Thanks. BTW, what application do you use flaml for?

fengsxy commented 2 years ago

Thanks. BTW, what application do you use flaml for?

@sonichi My data is use a lot of contious data(feature) to predict the PM2.5/PM10(contious data)

fengsxy commented 2 years ago

image @sonichi Hi,sonchi. I have two things to share! Today i am trying to use warm-start,but when i use muti-Reregssor with two out-put first it has some problems. And with these time's thinking,i have a new a idea,for example ,like Extra-Tree,it needn't use muti-regressor,so we can check the data ,and choose the model which is naturaly adataped to muti-ouput-regreession task.
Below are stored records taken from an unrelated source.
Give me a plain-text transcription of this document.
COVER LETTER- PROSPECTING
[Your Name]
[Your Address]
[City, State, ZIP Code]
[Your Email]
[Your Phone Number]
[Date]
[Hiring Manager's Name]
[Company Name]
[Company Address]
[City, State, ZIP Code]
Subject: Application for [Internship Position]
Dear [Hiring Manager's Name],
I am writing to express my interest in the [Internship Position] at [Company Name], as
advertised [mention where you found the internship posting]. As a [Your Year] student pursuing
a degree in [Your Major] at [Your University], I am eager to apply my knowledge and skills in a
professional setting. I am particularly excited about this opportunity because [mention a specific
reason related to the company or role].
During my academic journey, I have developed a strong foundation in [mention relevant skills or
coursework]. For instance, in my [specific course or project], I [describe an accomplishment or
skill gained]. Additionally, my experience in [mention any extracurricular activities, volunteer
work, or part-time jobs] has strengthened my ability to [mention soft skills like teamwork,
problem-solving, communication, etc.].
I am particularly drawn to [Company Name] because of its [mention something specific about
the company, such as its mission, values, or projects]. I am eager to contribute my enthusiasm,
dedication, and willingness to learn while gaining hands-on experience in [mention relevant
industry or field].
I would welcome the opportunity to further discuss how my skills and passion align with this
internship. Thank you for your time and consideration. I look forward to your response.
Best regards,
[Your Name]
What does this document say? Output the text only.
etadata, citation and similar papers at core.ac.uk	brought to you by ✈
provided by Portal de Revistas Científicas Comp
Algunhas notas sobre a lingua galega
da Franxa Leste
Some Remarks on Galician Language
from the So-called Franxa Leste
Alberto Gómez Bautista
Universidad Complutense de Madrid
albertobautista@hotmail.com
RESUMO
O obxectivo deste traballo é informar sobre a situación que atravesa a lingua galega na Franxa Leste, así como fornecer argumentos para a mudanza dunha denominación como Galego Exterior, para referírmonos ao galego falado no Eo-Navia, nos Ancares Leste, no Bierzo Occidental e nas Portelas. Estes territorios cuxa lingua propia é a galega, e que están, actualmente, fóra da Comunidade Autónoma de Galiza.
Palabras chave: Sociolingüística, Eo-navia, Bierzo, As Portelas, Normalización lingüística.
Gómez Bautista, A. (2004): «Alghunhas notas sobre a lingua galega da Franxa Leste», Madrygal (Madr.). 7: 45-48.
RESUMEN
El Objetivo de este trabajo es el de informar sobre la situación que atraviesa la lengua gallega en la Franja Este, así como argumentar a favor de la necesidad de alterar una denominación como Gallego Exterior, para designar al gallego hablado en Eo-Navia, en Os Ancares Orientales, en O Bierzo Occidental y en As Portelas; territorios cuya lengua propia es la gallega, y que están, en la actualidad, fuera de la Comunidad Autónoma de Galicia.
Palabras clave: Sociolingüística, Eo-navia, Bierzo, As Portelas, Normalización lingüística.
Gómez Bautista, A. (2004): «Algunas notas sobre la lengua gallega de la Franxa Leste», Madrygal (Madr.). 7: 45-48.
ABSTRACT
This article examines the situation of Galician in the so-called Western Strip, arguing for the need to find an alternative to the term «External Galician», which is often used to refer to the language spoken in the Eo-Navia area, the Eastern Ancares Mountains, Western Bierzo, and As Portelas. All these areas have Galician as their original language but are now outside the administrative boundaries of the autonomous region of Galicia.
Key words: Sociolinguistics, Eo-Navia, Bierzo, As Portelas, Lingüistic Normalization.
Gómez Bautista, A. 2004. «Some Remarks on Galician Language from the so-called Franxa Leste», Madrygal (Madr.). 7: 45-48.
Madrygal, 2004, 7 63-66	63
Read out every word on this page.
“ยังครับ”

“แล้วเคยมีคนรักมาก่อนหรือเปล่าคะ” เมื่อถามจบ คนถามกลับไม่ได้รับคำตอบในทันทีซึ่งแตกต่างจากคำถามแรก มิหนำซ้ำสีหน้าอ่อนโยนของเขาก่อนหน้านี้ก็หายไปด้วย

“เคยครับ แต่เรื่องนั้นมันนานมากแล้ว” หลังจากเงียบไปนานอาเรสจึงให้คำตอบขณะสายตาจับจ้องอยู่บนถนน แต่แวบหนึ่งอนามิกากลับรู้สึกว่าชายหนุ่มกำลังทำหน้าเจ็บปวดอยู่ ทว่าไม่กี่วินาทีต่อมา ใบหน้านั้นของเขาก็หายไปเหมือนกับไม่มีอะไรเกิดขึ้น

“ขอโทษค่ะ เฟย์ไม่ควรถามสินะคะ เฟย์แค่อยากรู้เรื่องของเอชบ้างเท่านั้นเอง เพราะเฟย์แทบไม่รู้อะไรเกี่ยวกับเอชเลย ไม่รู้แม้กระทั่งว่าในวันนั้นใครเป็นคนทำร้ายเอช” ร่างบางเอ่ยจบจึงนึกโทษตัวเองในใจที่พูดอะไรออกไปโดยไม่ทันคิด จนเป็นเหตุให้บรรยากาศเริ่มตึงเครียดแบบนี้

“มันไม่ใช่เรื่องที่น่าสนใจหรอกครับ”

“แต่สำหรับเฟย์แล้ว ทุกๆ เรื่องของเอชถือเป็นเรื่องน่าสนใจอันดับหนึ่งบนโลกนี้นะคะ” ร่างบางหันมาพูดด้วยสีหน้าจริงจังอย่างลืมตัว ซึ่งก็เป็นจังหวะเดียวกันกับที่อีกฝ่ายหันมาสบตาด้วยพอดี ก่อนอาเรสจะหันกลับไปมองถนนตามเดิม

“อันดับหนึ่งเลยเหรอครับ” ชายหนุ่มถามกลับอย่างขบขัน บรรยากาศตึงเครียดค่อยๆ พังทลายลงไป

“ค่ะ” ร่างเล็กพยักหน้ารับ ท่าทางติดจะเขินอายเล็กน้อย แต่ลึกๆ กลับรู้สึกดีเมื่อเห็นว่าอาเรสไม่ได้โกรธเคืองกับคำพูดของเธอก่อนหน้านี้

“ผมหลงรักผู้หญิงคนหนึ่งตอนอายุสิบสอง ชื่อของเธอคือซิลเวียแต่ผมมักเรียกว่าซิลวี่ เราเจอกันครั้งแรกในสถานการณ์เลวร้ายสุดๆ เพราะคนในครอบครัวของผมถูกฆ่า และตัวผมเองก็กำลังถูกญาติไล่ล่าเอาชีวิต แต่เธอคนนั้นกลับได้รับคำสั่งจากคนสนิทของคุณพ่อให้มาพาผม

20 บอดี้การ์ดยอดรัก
sonichi commented 2 years ago

image @sonichi Hi,sonchi. I have two things to share! Today i am trying to use warm-start,but when i use muti-Reregssor with two out-put first it has some problems. And with these time's thinking,i have a new a idea,for example ,like Extra-Tree,it needn't use muti-regressor,so we can check the data ,and choose the model which is naturaly adataped to muti-ouput-regreession task.

automl1 is an instance of MultiOutputRegressor. So it doesn't have attribute best_config_per_estimator. I think the idea we discussed was to run AutoML for the first label first (single output regression). And then take the best_config_per_estimator as the starting_point for the next label, and so on.

The new idea you have, requires some change in _preprocess() function of each estimator in model.py. Right now we require y_train to be a 1-d array or a pandas Series. If you pass the multiple labels per row as a list, for example, in y_train, then you need to convert y_train into a format that is recognizable by ExtraTrees for multi-regression (like a 2D array or a DataFrame).